"Do what?" he asked, utterly surprised.

"Drag me from my horse when I'd distanced the field! I wanted to be in at the death—all alone—by myself. I'd have won out except for your blundering. Never realized what you were attempting until you had hold of me."

A genuine disappointment tempered the flame in her dark eyes and the anger of her tone.

"But the sorrel was running away," Childress protested. "Don't you realize that you might have been——"

"The sorrel was running with the hounds as only Princess can run," she interrupted.

"Ma'am, your rein had broken and I was afraid——"

"I can't see in the least how that concerns a stranger," she flashed. "Did any one ask you to be afraid? Not I, at any rate. Down on the ranch I often ride Princess without any rein at all and she was obeying every knee signal I gave her until you crashed in."

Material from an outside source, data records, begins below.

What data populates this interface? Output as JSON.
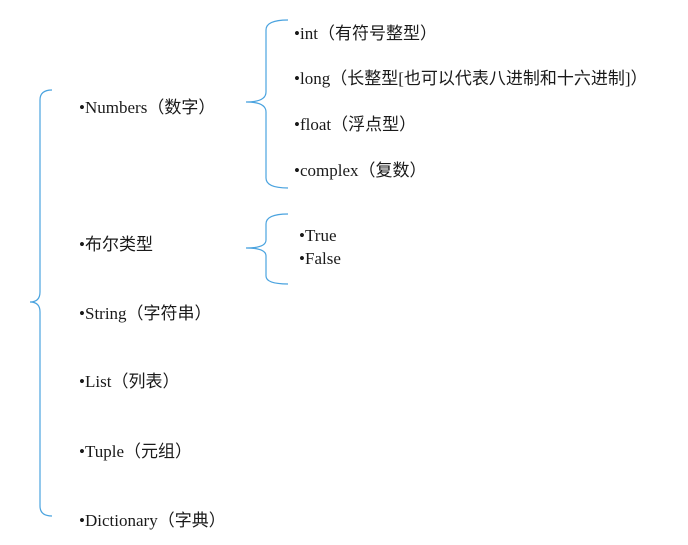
{
  "bullet": "•",
  "bracket_color": "#4aa3df",
  "types": [
    {
      "label": "Numbers（数字）"
    },
    {
      "label": "布尔类型"
    },
    {
      "label": "String（字符串）"
    },
    {
      "label": "List（列表）"
    },
    {
      "label": "Tuple（元组）"
    },
    {
      "label": "Dictionary（字典）"
    }
  ],
  "numbers_subtypes": [
    {
      "label": "int（有符号整型）"
    },
    {
      "label": "long（长整型[也可以代表八进制和十六进制]）"
    },
    {
      "label": "float（浮点型）"
    },
    {
      "label": "complex（复数）"
    }
  ],
  "bool_values": [
    {
      "label": "True"
    },
    {
      "label": "False"
    }
  ]
}
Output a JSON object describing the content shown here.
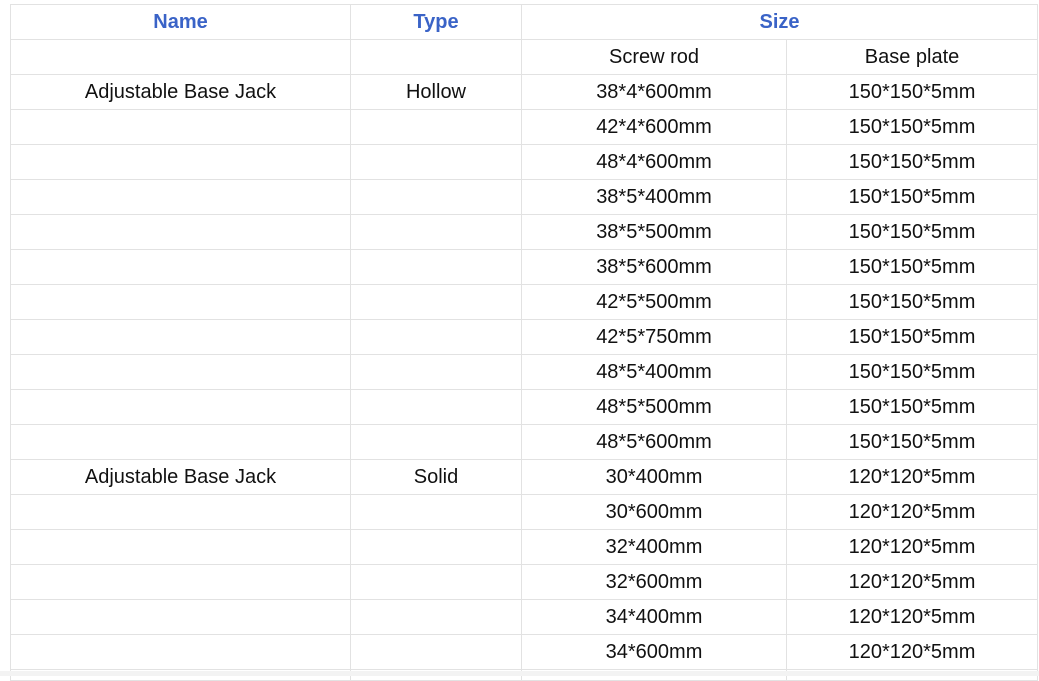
{
  "headers": {
    "name": "Name",
    "type": "Type",
    "size": "Size",
    "screw_rod": "Screw rod",
    "base_plate": "Base plate"
  },
  "rows": [
    {
      "name": "Adjustable Base Jack",
      "type": "Hollow",
      "screw_rod": "38*4*600mm",
      "base_plate": "150*150*5mm"
    },
    {
      "name": "",
      "type": "",
      "screw_rod": "42*4*600mm",
      "base_plate": "150*150*5mm"
    },
    {
      "name": "",
      "type": "",
      "screw_rod": "48*4*600mm",
      "base_plate": "150*150*5mm"
    },
    {
      "name": "",
      "type": "",
      "screw_rod": "38*5*400mm",
      "base_plate": "150*150*5mm"
    },
    {
      "name": "",
      "type": "",
      "screw_rod": "38*5*500mm",
      "base_plate": "150*150*5mm"
    },
    {
      "name": "",
      "type": "",
      "screw_rod": "38*5*600mm",
      "base_plate": "150*150*5mm"
    },
    {
      "name": "",
      "type": "",
      "screw_rod": "42*5*500mm",
      "base_plate": "150*150*5mm"
    },
    {
      "name": "",
      "type": "",
      "screw_rod": "42*5*750mm",
      "base_plate": "150*150*5mm"
    },
    {
      "name": "",
      "type": "",
      "screw_rod": "48*5*400mm",
      "base_plate": "150*150*5mm"
    },
    {
      "name": "",
      "type": "",
      "screw_rod": "48*5*500mm",
      "base_plate": "150*150*5mm"
    },
    {
      "name": "",
      "type": "",
      "screw_rod": "48*5*600mm",
      "base_plate": "150*150*5mm"
    },
    {
      "name": "Adjustable Base Jack",
      "type": "Solid",
      "screw_rod": "30*400mm",
      "base_plate": "120*120*5mm"
    },
    {
      "name": "",
      "type": "",
      "screw_rod": "30*600mm",
      "base_plate": "120*120*5mm"
    },
    {
      "name": "",
      "type": "",
      "screw_rod": "32*400mm",
      "base_plate": "120*120*5mm"
    },
    {
      "name": "",
      "type": "",
      "screw_rod": "32*600mm",
      "base_plate": "120*120*5mm"
    },
    {
      "name": "",
      "type": "",
      "screw_rod": "34*400mm",
      "base_plate": "120*120*5mm"
    },
    {
      "name": "",
      "type": "",
      "screw_rod": "34*600mm",
      "base_plate": "120*120*5mm"
    }
  ],
  "colors": {
    "header_text": "#3a63c7",
    "body_text": "#111111",
    "grid_line": "#e2e2e2"
  }
}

A faint shout, succeeded by a chorus of the same, came from the crest of the rise which they just had topped so perilously. Childress looked over his shoulder to see a dozen well-mounted huntsmen and women gazing down at them.

"Oh—oh, they have seen!" cried his burden of beauty. "Set me down—instantly!"

A wilted feeling possessed the rescuer. In all good faith he had "run a beezer." The situation would not have been worse had he insisted on saving Annette Kellerman from drowning or putting out a fire consisting only of motion-picture smoke pots. With a groan for his distressing blunder, he lifted her down; then meekly followed her.